Reports of the conduct at the Federal Deposit Insurance Corporation (FDIC) read like a screenplay for “Animal House,” the 1980s John Belushi movie about campus debauchery at the fictional Faber College. “Animal House” is funny as hell. What’s not funny is finding out that some of the same behavior — and worse — may have been happening for years at one of the agencies charged with supervising America’s banking system.
According to employees who spoke with the Wall Street Journal, the FDIC functioned as a real-life Faber College where excessive drinking, public urination and sexual harassment were common but professional consequences for this bad behavior were rare. Employees described booze-filled training conferences where trainees regularly “puked off the roof” or drank so much they wound up in the hospital. (There’s no evidence of FDIC toga parties — yet.)
Agency road trips sound worse than the training sessions. One woman said a male co-worker brought her to a strip club during a work trip. Another received nude photos from her male colleague staying in the same hotel. Twenty other women reported similar stories of “wild west” misconduct on the road.
Since joining the FDIC’s board in 2005, Chairman Martin Gruenberg has had a front-row seat to it all. He was chair or acting chair of the FDIC for nine of the past 18 years while his agency apparently tolerated a culture of debauchery and harassment. Gruenberg either knew about the abuse women faced at the FDIC and failed to address it or was negligently blind to it.
Either way, Gruenberg should resign.
New reports of misconduct add color to a problem that the FDIC knew existed for years. In 2020, the agency’s inspector general published a report on sexual harassment that revealed that at least 191 FDIC employees experienced sexual harassment between January 2015 and April 2019. Thirty-eight percent of these employees who experienced sexual harassment did not report it for fear of retaliation. Those who did report the harassment waited upwards of six months for the FDIC to investigate their claims.
At a recent hearing, Gruenberg claimed he first heard of widespread sexual harassment at the FDIC from newspaper reports, seemingly implying that he somehow missed the inspector general’s findings while he sat on the board. He told me it was, by the way, the chair’s responsibility to address the problem in 2020 — not his.
If Gruenberg believes the chair bears responsibility, he should look in the mirror.
Gruenberg was chair in 2016 when law enforcement charged an examiner-in-training who was found passed out behind the wheel of his car. He was chair in 2014 when police arrested an examiner for public intoxication after he threw an FDIC conference party so wild that other employees told police they felt they were being held hostage. Gruenberg was also chair when the FDIC declined to fire these employees.
In contrast, Gruenberg admitted that his predecessor, Chair Jelena McWilliams, worked to implement the inspector general’s 15 recommendations for improving the agency’s response to sexual harassment. After her term was cut short and Gruenberg returned as chair, it became his job to restore professionalism at the FDIC. He didn’t.
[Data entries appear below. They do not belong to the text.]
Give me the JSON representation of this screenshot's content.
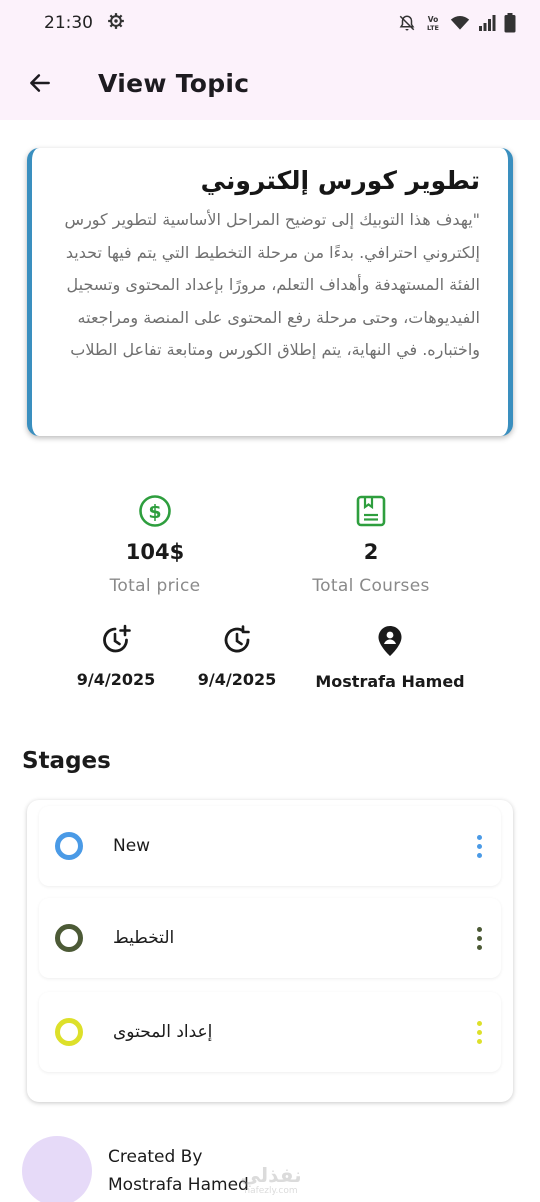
{
  "status_bar": {
    "time": "21:30",
    "icons": [
      "gear-icon",
      "mute-icon",
      "volte-icon",
      "wifi-icon",
      "signal-icon",
      "battery-icon"
    ],
    "volte_text": "VoLTE"
  },
  "app_bar": {
    "title": "View Topic",
    "back_icon": "arrow-left-icon"
  },
  "topic": {
    "title": "تطوير كورس إلكتروني",
    "description": "\"يهدف هذا التوبيك إلى توضيح المراحل الأساسية لتطوير كورس إلكتروني احترافي. بدءًا من مرحلة التخطيط التي يتم فيها تحديد الفئة المستهدفة وأهداف التعلم، مرورًا بإعداد المحتوى وتسجيل الفيديوهات، وحتى مرحلة رفع المحتوى على المنصة ومراجعته واختباره. في النهاية، يتم إطلاق الكورس ومتابعة تفاعل الطلاب",
    "accent_color": "#3a8fbf"
  },
  "stats": {
    "price": {
      "value": "104$",
      "label": "Total price",
      "icon": "dollar-circle-icon"
    },
    "courses": {
      "value": "2",
      "label": "Total Courses",
      "icon": "book-icon"
    }
  },
  "meta": {
    "created_date": {
      "value": "9/4/2025",
      "icon": "clock-plus-icon"
    },
    "updated_date": {
      "value": "9/4/2025",
      "icon": "clock-refresh-icon"
    },
    "owner": {
      "value": "Mostrafa Hamed",
      "icon": "location-person-icon"
    }
  },
  "stages": {
    "title": "Stages",
    "items": [
      {
        "label": "New",
        "color": "#4a9ae6"
      },
      {
        "label": "التخطيط",
        "color": "#4c5a36"
      },
      {
        "label": "إعداد المحتوى",
        "color": "#dde02a"
      }
    ]
  },
  "creator": {
    "caption": "Created By",
    "name": "Mostrafa Hamed",
    "avatar_color": "#e6daf8"
  },
  "watermark": {
    "logo": "نفذلي",
    "url": "nafezly.com"
  },
  "colors": {
    "primary_green": "#2e9e3e",
    "app_bar_bg": "#fcf2fb"
  }
}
Instead, Gruenberg encouraged misconduct by promoting a manager whose abusive outbursts bled the agency of $100,000 in settlement costs. Thanks to Gruenberg, that manager is now the agency’s general counsel.
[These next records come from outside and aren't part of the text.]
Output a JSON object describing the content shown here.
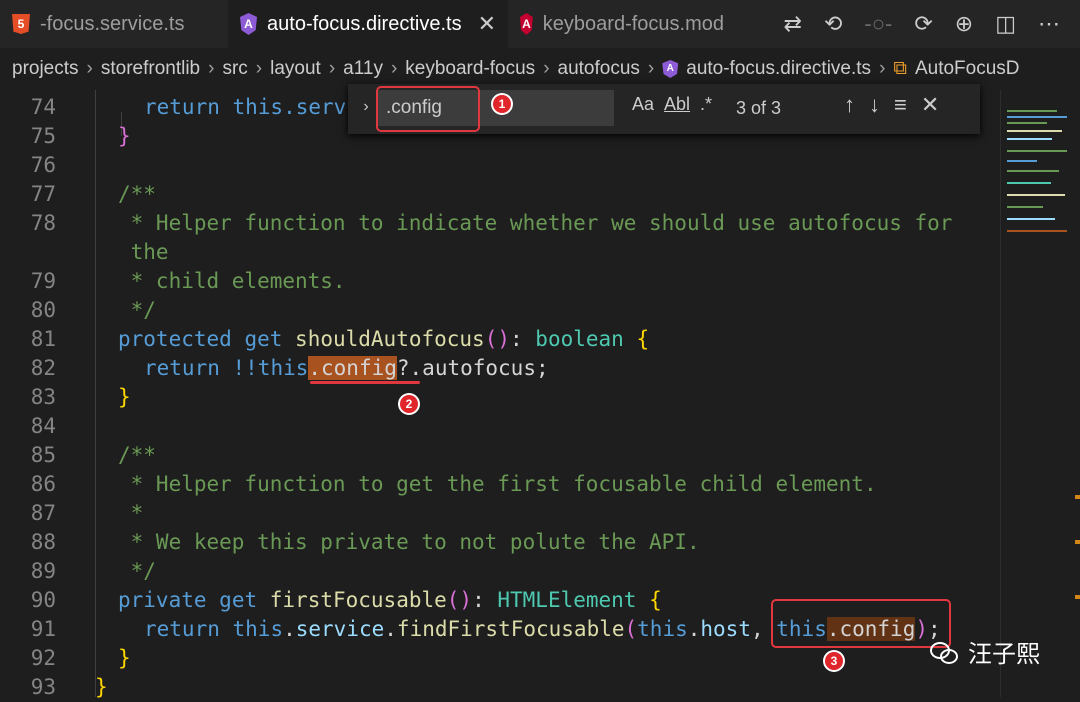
{
  "tabs": [
    {
      "label": "-focus.service.ts",
      "icon": "html-icon"
    },
    {
      "label": "auto-focus.directive.ts",
      "icon": "angular-icon",
      "active": true
    },
    {
      "label": "keyboard-focus.mod",
      "icon": "angular-icon"
    }
  ],
  "toolbar": [
    "git-compare-icon",
    "go-back-icon",
    "commit-icon",
    "go-forward-icon",
    "timeline-icon",
    "split-editor-icon",
    "more-icon"
  ],
  "breadcrumb": [
    "projects",
    "storefrontlib",
    "src",
    "layout",
    "a11y",
    "keyboard-focus",
    "autofocus",
    "auto-focus.directive.ts",
    "AutoFocusD"
  ],
  "find": {
    "query": ".config",
    "match_case": "Aa",
    "whole_word": "Abl",
    "regex": ".*",
    "count": "3 of 3"
  },
  "lines": {
    "n74": "74",
    "n75": "75",
    "n76": "76",
    "n77": "77",
    "n78": "78",
    "n79": "79",
    "n80": "80",
    "n81": "81",
    "n82": "82",
    "n83": "83",
    "n84": "84",
    "n85": "85",
    "n86": "86",
    "n87": "87",
    "n88": "88",
    "n89": "89",
    "n90": "90",
    "n91": "91",
    "n92": "92",
    "n93": "93"
  },
  "code": {
    "l74": "return this.serv",
    "l77": "/**",
    "l78a": " * Helper function to indicate whether we should use autofocus for",
    "l78b": " the",
    "l79": " * child elements.",
    "l80": " */",
    "l81_kw": "protected",
    "l81_get": "get",
    "l81_fn": "shouldAutofocus",
    "l81_ty": "boolean",
    "l82_pre": "return !!",
    "l82_this": "this",
    "l82_cfg": ".config",
    "l82_rest": "?.autofocus;",
    "l85": "/**",
    "l86": " * Helper function to get the first focusable child element.",
    "l87": " *",
    "l88": " * We keep this private to not polute the API.",
    "l89": " */",
    "l90_kw": "private",
    "l90_get": "get",
    "l90_fn": "firstFocusable",
    "l90_ty": "HTMLElement",
    "l91_ret": "return",
    "l91_this1": "this",
    "l91_service": "service",
    "l91_fn": "findFirstFocusable",
    "l91_this2": "this",
    "l91_host": "host",
    "l91_this3": "this",
    "l91_cfg": ".config"
  },
  "annotations": [
    "1",
    "2",
    "3"
  ],
  "watermark": "汪子熙",
  "colors": {
    "annotation": "#e0383e",
    "match": "#613214",
    "current_match": "#a8521f"
  }
}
The disturbing claims reach beyond rank-and-file employees. Gruenberg himself faced allegations of misconduct — something he conveniently forgot during his testimony before the U.S. House of Representatives. He eventually corrected the record after consulting with his staff.
The FDIC’s employees deserve accountability, and I support a thorough investigation. I question whether the agency should be in charge of its own investigation. I’d feel better if the FBI investigated. Nonetheless, we don’t need to wait for those investigations to conclude that the FDIC, America’s banks and America’s taxpayers would be on better footing without Gruenberg. He admitted before the Senate that he did little to rectify the harassment allegations as chair. Months of investigations won’t change that.
If Gruenberg wants to show his employees and the American people—for the first time in his nearly two decades of leadership—that he is doing something to end abuse, he should resign and allow a real leader to restore professionalism to the FDIC. Right now, it’s #MeToo—except for the connected at the FDIC.
John Kennedy is the junior senator from Louisiana and is a member of the Senate Banking Committee.